One thing I've been wondering about all this is the potential risk of adding more complexity to the scheduler. After all it runs rather frequently so more complex logic in the scheduler and slowing down it's ability to schedule tasks could be problematic. I'm sure all modern operating systems have rather good scheduler implementations and they wouldn't go mock about with it in a dumb way where it suddenly has seven billion branches with inner loops and O(!n^4) complexity or something, but still. Efficiency cores may help with reducing power draw, but if the x86/Wintel approach winds up using both a new dedicated hardware block and more complicated scheduler logic that eats more cycles to run, aren't some of the efficiency gain also going to be lost there?
Based on what I'm reading, you might have answered your own question here. The microcontroller's job can be done separately from the scheduler, so it's possible the scheduler just looks at whatever snapshot the microcontroller has at that point in time. Because the default for new threads is to put them on the P cores by default unless it has to spill over to the E cores, or the readings suggest it is better suited for the E cores, this is generally okay.
For me, the bigger concern with the Intel approach here is that it's still hardware trying to understand how the cores are being used, and then make recommendations on what to do with threads based on what it sees flowing through the pipeline. i.e. it's attempting to infer what the best place to put a thread is based on existing usage, and not so much based on the priority of the work itself (although I guess the OS could override if it so chooses).
All interesting, but would also be nice to know more about how XNU's scheduler manages the core topology. Though I don't believe there's any good documentation available other than going digging through the open source code Apple puts out which can be quite hard to dig through without accompanying documentation.

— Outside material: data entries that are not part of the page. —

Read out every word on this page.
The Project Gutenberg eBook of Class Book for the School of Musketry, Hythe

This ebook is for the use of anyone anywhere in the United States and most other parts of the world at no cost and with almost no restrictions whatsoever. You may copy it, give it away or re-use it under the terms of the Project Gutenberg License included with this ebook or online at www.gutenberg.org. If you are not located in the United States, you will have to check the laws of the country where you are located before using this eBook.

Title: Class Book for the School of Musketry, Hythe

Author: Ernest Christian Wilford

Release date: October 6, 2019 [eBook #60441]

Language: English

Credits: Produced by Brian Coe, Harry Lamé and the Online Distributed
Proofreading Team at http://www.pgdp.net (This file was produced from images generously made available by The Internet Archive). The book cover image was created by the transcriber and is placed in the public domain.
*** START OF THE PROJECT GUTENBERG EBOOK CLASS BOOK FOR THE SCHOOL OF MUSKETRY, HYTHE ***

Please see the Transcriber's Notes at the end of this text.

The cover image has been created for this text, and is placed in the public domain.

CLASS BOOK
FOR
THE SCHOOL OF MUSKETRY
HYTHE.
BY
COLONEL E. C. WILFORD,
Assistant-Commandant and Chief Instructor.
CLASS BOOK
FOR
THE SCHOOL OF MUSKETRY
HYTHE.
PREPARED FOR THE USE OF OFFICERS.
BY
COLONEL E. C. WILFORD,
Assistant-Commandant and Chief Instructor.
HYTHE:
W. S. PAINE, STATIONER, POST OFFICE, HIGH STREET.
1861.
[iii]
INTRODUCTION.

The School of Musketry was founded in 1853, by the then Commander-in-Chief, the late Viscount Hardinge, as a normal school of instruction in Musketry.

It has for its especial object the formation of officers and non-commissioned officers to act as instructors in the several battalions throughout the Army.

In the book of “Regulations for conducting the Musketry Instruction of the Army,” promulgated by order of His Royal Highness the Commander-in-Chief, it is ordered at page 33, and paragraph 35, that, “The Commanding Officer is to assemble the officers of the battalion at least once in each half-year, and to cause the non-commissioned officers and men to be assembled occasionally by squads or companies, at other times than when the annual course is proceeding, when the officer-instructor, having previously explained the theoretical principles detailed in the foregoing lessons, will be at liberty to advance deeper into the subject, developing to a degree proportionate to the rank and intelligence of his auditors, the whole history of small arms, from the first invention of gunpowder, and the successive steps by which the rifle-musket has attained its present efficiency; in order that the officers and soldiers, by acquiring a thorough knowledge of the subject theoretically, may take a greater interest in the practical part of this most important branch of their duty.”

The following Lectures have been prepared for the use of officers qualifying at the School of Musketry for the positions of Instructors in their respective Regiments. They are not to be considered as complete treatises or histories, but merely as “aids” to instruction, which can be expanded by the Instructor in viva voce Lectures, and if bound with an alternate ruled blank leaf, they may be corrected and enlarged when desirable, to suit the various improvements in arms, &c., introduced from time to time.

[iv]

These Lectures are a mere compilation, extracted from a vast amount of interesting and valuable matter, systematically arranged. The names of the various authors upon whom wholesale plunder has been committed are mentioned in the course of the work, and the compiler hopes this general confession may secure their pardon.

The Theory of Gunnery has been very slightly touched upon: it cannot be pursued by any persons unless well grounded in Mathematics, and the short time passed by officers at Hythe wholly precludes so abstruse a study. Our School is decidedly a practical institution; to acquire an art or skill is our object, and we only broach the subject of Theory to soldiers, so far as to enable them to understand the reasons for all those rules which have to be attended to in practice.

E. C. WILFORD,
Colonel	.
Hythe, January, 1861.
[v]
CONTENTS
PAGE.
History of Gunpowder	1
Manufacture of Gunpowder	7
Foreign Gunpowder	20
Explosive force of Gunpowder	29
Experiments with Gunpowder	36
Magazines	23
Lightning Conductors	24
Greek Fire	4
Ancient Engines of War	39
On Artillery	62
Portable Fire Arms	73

Best documentation is code, honestly. XNU's scheduler would take me a bit more time to understand, but the basics are pretty straight-forward. Core clusters are assigned to processor sets, and assigned to the P and E category. Threads are given recommendations based on a few factors, including scheduler flags that can bind a thread to a particular core type, the thread priority, current scheduler policy, and the thread group the thread belongs to, depending on the scheduler policy. There's some neat bits there that suggest kernel task threads are primarily assigned to the E cores, and that while utility and bg are by default limited to the E cores, the kernel can adjust the policy from that default depending on conditions, and have them follow the thread group instead. This last bit makes sense since threads within a thread group are likely to be accessing shared memory, so there's useful cache affinities that can potentially be exploited. It looks like this policy can be expanded with more modes in the future, but Apple hasn't as of macOS 11.5.
But then there's the "spill, steal, rebalance" part of the scheduler. If the P cores are overloaded, threads can spill over to the E cores. In addition to a sort of "push" mechanism with spilled threads, E cores can "pull" by stealing threads waiting to run on a P core to keep latency of these higher priority threads low. Rebalancing is the act of pulling threads meant for the P cores back onto those cores as they become idle and can start taking back the spilled threads.
Note that there's no process here for elevating a thread from an E core to a P core if it is recommended to run on an E core. However, E cores are free to take on work meant for the P cores if none are available (something we already knew), even further pushing out lower priority work that can only run on the E cores. This clearly is the mechanism that would let me create a GCD concurrent queue with "user initiated" priority, load it down with work, and saturate both the P and E cores until that work was completed.